If someone like Ellen Ripley were to fail in her quest, which is really only to survive, then she dies…that’s it. Her actions have no ramifications on anyone else, and the Xenomorph would have drifted aimlessly across space with no one left to kill and no way to reproduce. The same applies to any superhero; if they fail they die. If Spider-Man fails, there’s still the Avengers, X-Men, and Fantastic Four to pick up the slack. If Batman fails and goes off the deep end, he can go shack up with Talia Al Ghul and live with his in-laws. If Superman fails, Metropolis goes back to being exactly as it was before he arrived. While other protagonists may fight for their own lives, or the safety of others, Luke is fighting a war for the very soul of the galaxy. And if he fails to win that war, he would damn that galaxy as well as himself forever with no hope of redemption.
*****
Luke is such a great character because for all of his power he never loses his humanity. He never becomes an unfeeling Jedi, nor does he ever lose himself in all of his power. He’s simply a guy trying to do the right thing. He feels anger, confusion, and self-doubt; not only are these feelings present but he has to fight against them, something that we all have to do. Unlike Harry Potter, who as The Order of the Phoenix illustrates, doesn’t really feel anger or hate. That’s why he was unable to use the avada kedavra curse. Luke, on the other hand, has that capability within him, but has fought against it to master his control over his feelings, a far tougher and nobler act.

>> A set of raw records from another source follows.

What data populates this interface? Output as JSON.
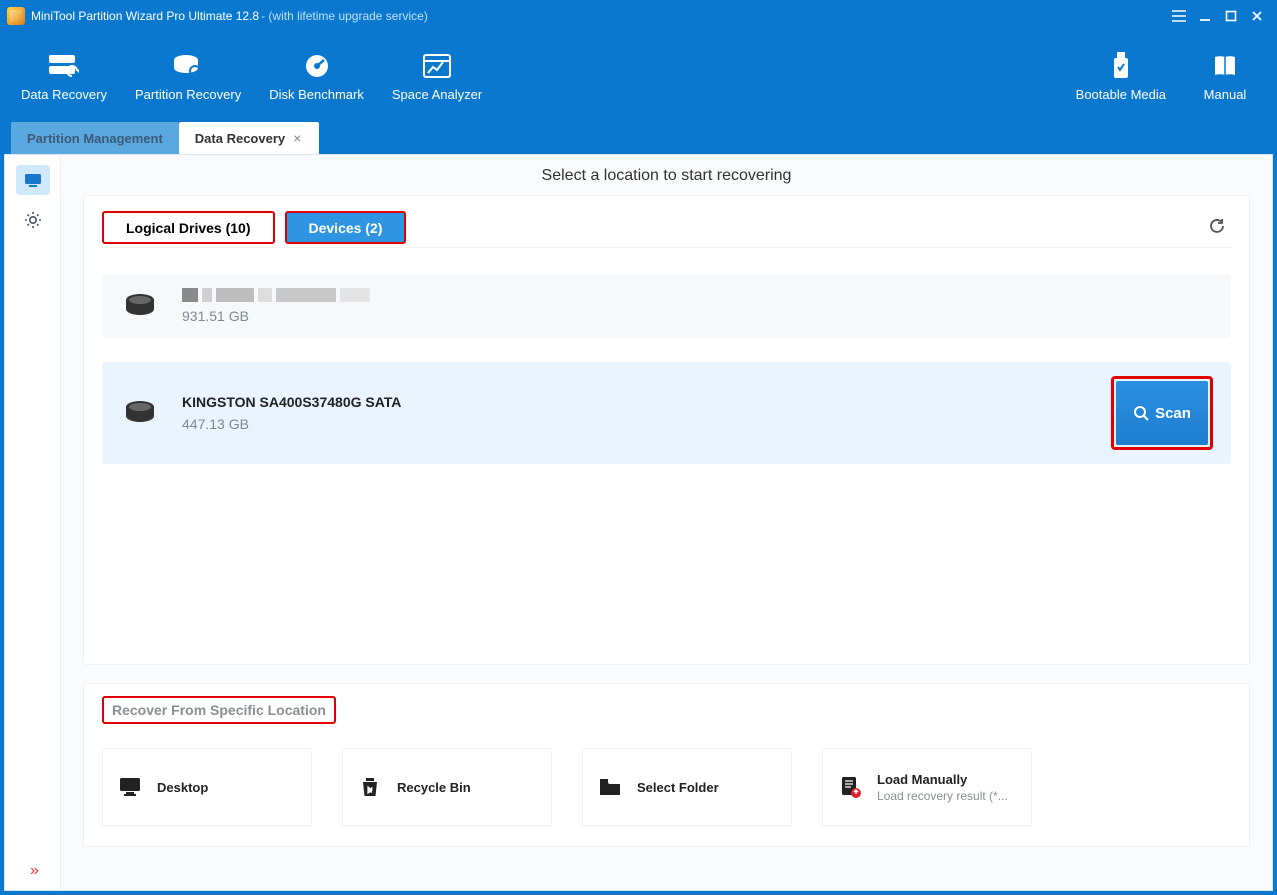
{
  "title": {
    "main": "MiniTool Partition Wizard Pro Ultimate 12.8",
    "suffix": " - (with lifetime upgrade service)"
  },
  "toolbar": {
    "left": [
      {
        "id": "data-recovery",
        "label": "Data Recovery"
      },
      {
        "id": "partition-recovery",
        "label": "Partition Recovery"
      },
      {
        "id": "disk-benchmark",
        "label": "Disk Benchmark"
      },
      {
        "id": "space-analyzer",
        "label": "Space Analyzer"
      }
    ],
    "right": [
      {
        "id": "bootable-media",
        "label": "Bootable Media"
      },
      {
        "id": "manual",
        "label": "Manual"
      }
    ]
  },
  "tabs": [
    {
      "id": "partition-management",
      "label": "Partition Management",
      "active": false,
      "closable": false
    },
    {
      "id": "data-recovery-tab",
      "label": "Data Recovery",
      "active": true,
      "closable": true
    }
  ],
  "heading": "Select a location to start recovering",
  "filters": {
    "logical": "Logical Drives (10)",
    "devices": "Devices (2)"
  },
  "devices": [
    {
      "name_redacted": true,
      "size": "931.51 GB",
      "selected": false,
      "name": ""
    },
    {
      "name_redacted": false,
      "size": "447.13 GB",
      "selected": true,
      "name": "KINGSTON SA400S37480G SATA"
    }
  ],
  "scan_label": "Scan",
  "recover_section_title": "Recover From Specific Location",
  "cards": [
    {
      "id": "desktop",
      "label": "Desktop"
    },
    {
      "id": "recycle-bin",
      "label": "Recycle Bin"
    },
    {
      "id": "select-folder",
      "label": "Select Folder"
    },
    {
      "id": "load-manually",
      "label": "Load Manually",
      "sub": "Load recovery result (*..."
    }
  ]
}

While Luke does grow over the course of the trilogy, he still fundamentally remains the same character. He represents the average person who not only struggles with external forces, but also to struggles to improve himself as a person. We all see the lengths he goes to in order to accomplish these things, and we see the adverse path that he has to walk. Skywalker is also good at what he does, which makes it even easier to root for him, since who would admire someone who’s not good at their job? He faces off against the ultimate evil in the universe, as well as his own inner demons, all the while remaining fully aware of the fate that will befall him should he fall into temptation. He never once relies on luck or faces off against imbecilic foes like Gollum, Voldemort, or the drug addicted Robocop 2. Luke is the paragon of goodness because he puts in the effort to be great at being good. He’s powerful yet selfless, dangerous yet good, and emotional yet possessed of incredibly willpower. Luke starts off representing everything that we are, however, by the time the trilogy ends, he has come to embody the best in each and every one of us.
It’s for these reasons that Luke Skywalker is the greatest hero in all of sci-fi and fantasy. That’s why it’ll be such a shame if JJ Abrams forces Luke down the path of the dark side.